Pour se mettre au fait, il faut savoir que l'Académie est obligée, par un ancien statut dont elle ne s'écarta jamais, à ne recevoir personne qui ne soit agréable au Protecteur. Ainsi, toutes les fois qu'il y a une place à remplir, l'ordre est qu'il y ait deux scrutins, l'un pour déterminer à la pluralité des suffrages quel sujet elle

proposera au Protecteur ; l'autre, pour consommer l'élection, après que le Protecteur a répondu en faveur du sujet proposé.

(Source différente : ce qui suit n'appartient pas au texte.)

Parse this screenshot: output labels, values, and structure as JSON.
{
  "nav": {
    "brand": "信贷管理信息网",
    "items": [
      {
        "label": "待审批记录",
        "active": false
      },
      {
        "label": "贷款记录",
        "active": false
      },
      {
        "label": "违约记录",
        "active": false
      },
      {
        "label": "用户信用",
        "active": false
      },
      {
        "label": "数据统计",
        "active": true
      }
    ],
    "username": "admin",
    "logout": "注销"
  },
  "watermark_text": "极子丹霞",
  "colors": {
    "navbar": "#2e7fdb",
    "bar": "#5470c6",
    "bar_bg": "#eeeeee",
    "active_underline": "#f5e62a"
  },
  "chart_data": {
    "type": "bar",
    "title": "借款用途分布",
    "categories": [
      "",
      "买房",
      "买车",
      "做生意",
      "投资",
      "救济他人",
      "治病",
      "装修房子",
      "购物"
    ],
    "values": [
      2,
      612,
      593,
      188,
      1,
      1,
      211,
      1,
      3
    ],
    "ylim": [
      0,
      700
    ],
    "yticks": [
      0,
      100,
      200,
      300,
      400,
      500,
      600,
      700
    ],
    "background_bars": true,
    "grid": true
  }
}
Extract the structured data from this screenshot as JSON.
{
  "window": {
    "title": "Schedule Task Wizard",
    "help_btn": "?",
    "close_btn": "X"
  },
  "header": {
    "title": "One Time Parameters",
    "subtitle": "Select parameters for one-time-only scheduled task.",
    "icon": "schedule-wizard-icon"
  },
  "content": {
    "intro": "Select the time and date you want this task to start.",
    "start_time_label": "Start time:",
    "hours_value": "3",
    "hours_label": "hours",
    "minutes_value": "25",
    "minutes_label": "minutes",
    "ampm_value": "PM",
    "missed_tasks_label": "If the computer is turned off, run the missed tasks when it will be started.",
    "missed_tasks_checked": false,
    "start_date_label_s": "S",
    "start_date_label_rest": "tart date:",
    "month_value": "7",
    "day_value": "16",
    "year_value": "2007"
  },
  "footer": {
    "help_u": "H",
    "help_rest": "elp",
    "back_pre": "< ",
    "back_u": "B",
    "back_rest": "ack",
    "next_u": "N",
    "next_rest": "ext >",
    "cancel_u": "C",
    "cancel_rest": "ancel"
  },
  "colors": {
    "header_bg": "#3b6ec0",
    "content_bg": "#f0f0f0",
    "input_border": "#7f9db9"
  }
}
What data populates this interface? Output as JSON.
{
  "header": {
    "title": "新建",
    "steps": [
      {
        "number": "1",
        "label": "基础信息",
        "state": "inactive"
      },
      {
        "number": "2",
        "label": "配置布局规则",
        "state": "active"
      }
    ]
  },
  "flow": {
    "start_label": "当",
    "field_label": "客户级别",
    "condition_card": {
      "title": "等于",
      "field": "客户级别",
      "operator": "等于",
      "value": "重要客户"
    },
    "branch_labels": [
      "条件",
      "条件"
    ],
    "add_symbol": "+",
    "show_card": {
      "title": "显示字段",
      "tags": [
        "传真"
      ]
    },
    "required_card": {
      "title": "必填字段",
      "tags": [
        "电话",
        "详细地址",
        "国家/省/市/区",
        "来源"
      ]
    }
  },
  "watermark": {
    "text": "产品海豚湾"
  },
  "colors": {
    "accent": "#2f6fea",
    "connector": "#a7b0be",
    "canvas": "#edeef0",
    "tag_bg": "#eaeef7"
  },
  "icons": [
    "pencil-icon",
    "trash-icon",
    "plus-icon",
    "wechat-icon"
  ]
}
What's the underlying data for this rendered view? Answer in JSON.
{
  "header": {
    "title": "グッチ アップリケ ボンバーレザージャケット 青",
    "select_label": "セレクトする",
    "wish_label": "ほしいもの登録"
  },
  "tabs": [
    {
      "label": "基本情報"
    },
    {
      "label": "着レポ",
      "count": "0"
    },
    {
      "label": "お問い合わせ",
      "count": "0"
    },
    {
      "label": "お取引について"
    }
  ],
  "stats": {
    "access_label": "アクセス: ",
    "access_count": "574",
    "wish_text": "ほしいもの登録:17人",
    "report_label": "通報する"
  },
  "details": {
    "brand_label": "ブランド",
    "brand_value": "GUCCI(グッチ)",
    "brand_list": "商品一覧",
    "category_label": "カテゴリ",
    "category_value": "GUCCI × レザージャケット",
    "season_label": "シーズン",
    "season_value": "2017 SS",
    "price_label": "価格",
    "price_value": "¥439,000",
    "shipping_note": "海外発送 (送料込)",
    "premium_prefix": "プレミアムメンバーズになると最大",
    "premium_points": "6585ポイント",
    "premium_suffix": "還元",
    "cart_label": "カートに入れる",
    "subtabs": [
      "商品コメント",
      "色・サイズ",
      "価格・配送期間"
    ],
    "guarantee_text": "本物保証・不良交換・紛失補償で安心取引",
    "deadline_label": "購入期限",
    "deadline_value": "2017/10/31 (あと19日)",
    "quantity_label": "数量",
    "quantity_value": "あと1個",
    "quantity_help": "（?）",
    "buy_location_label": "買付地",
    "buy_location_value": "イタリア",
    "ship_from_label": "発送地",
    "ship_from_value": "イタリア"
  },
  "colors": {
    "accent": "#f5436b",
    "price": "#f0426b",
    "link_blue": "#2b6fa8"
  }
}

Or il arriva que M. de La Fontaine, ayant été choisi au premier scrutin, et le Directeur, qui étoit M. Doujat, étant allé le lendemain savoir de Sa Majesté si elle agréeroit que l'on procédât au second, le Roi, déjà instruit par d'autres personnes, suspendit cette élection près de six mois. « Je sais, dit-il en propres termes à M. Doujat, qu'il y a eu du bruit et de la cabale dans l'Académie'; » et M. Doujat, pour lui faire entendre que tout s'étoit passé dans les formes ordinaires, voulant lui expliquer quelles étoient ces formes : « Je les sais très-bien, reprit le Roi en l'interrompant, mais je ne suis pas encore déterminé; je ferai savoir mes intentions à l'Académie 2. »

Voici la vérité : car pourquoi la supprimer, aujourd'hui que la mémoire de M. de La Fontaine est, s'il faut ainsi dire, consacrée sur le Parnasse? D'un côté, la plupart des Académiciens le souhaitoient, à cause de son rare génie et de sa grande réputation; mais, d'un autre côté aussi, quelques-uns jugeoient qu'ayant fait et publié des poésies où il avait franchi les bornes de la pudeur, il ne devoit pas être admis dans une Compagnie qui met la vertu bien au-dessus des talents, et qui compte parmi ses membres beaucoup de prélats.

1 Reg. de l'Acad., 20 nov. 1683. (0.)

* Voyez aux Pièces justificatives d'autres détails sur l'élection de La Fontaine.